Pfizer has struck deals with companies including Catalyst Health Solutions Inc. (CHSI) and Coventry Health Care Inc. (CVH) to prevent generic Lipitor from reaching some patients until the end of May 2012, according to documents obtained by Bloomberg.
Such deals may help Pfizer retain as much as 40 percent of the Lipitor market during the six-month period in which Ranbaxy and Watson will be the only providers of generic versions, Paul Bisaro, Watson’s chief executive officer, said Nov. 9 in a speech at a Credit Suisse health-care conference.
Pfizer also has reached agreements with health insurers to keep as much of the market as possible.

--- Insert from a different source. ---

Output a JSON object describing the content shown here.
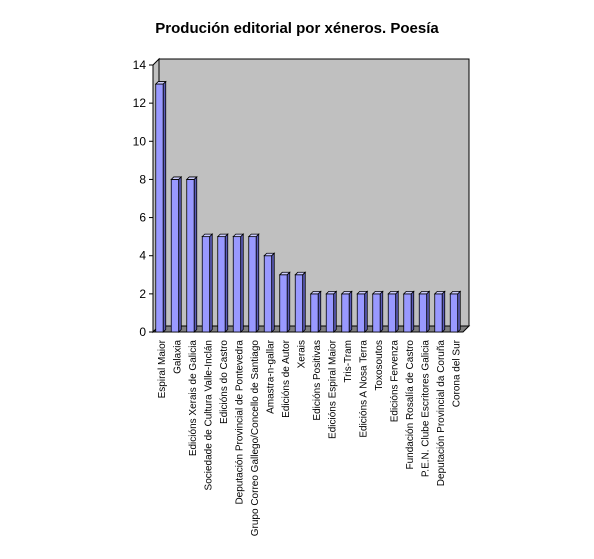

UnitedHealth Group Inc. (UNH), the biggest U.S. health insurer by sales, said Nov. 19 it will charge a lower co-pay for Pfizer’s pill than it does for generics for the next six months, taking advantage of a price reduction from the drugmaker.
That will limit the benefit of Ranbaxy’s exclusivity, said SMBC Nikko’s Nakazawa. Ranbaxy’s copy may generate $300 million for the Indian drugmaker next year, adding 10 billion yen ($129 million) to Daiichi Sankyo (4568)’s operating profit for the year ending March 2013, he said.